With hirsutism, women get hair in places where usually only men develop hair. Instead of down hair, a lot of dark hair appears in areas such as the upper lip, cheeks, chin and neck, around the nipples, on the chest, back, abdomen and groin area. Hair growth is also more than “normal” on the arms and legs.
Skin conditions with ingrown hair
An ingrown hair causes inflammation of the skin. This creates a small pimple where the hair is stuck.
Ingrown hairs in the beard area that are accompanied by irritation and inflammation are called follliculitis barbea. Ingrown hairs in the beard region are more common in people with frizzy hair. People who shave the hair very short also suffer from ingrown hair in the beard region.
Acne Inversa / Hidradenitis Supperativa
Acne inversa, also known as hidradenitis supperativa, is a serious form of acne that mainly occurs in the groin, armpits and buttock fold. This is a chronic inflammatory reaction of the hair follicles. This inflammatory reaction blocks the opening of the hair follicle. The sebum can no longer get out of the skin, causing a large blockage. These inflammations are accompanied by a lot of pain and pus.

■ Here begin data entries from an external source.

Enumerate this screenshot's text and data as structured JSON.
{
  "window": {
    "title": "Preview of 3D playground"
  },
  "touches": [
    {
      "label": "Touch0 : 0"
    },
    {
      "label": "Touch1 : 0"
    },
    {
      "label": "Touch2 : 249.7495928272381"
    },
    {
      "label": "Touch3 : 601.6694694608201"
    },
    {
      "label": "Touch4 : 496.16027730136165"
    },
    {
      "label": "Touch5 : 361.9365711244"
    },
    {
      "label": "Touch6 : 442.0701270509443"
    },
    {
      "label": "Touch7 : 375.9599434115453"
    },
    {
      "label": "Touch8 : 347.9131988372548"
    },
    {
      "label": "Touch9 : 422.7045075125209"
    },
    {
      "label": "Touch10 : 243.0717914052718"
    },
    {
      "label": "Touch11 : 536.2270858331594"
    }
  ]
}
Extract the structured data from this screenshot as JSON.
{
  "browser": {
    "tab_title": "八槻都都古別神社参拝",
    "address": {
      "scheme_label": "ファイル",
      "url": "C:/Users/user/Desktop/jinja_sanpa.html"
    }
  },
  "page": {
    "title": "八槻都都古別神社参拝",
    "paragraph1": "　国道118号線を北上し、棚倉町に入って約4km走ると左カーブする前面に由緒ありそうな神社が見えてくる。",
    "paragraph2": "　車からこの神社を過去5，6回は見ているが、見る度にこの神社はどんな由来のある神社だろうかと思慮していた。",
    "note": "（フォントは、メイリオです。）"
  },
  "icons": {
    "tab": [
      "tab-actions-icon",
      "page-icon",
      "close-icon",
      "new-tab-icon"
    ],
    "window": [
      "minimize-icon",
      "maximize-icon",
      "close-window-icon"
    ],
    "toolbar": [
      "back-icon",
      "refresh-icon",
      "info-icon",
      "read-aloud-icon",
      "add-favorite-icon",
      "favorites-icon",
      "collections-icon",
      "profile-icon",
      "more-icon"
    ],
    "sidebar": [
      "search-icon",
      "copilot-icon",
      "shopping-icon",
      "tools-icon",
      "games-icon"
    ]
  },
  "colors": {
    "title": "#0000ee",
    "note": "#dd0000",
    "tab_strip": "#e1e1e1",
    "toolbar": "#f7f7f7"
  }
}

A pilonidal sinus is a cyst in the fold of the buttock. This cyst arises because the hairs grow into the buttock fold. The ingrown hair causes an abscess and / or inflammation.
Cause of excessive hair
Human hair growth is genetic and depends on age, race and hormonal factors. After a hair is created in the hair follicle (hair follicle), it takes months or years to fall out. After a rest period – ranging from six weeks to a year and a half – a new hair grows out of the hair follicle. So only part of our hair is visible. If after epilation or waxing it seems that the hair comes back after a week, it is really another hair that grows right next to it.
Our genes and hormones determine where hair appears on the body, they determine the amount and thickness of the hair and ultimately whether we have light or (too) heavy hair.
PCOS is short for polycystic ovary syndrome. The syndrome occurs in women who have hormonal abnormalities. This can cause cysts to grow on the ovaries. An important symptom of PCOS is that someone has irregular or almost no periods. Because of this hormonal disorder, someone with PCOS also more often suffers from acne and excessive hair. Excessive hair occurs all over the body, both in the face and other parts.
Cause ingrown hair
Ingrown hairs are more common in people where the hair is curled. Because the hair curls, the hair grows back into the skin. This gives an inflammatory response. It is also possible that the hair is shaved too short, so that the hair grows back into the skin later. Ingrown hairs also occur in various skin conditions as mentioned above: Folliculites barbea, Acne inversa and Sinus pilonidalis
How can you treat excessive hair?
Excess hair can be treated by the skin therapist by applying electric depilation or laser hair removal. During the free and no-obligation intake interview, it will be discussed which method will be the most effective, this will be personally tailored to your complaint.
Reimbursement by health insurers
Laser hair removal is (partially) reimbursed by most insurance companies. Ask your skin therapist for advice if you are unsure whether a certain treatment is reimbursed.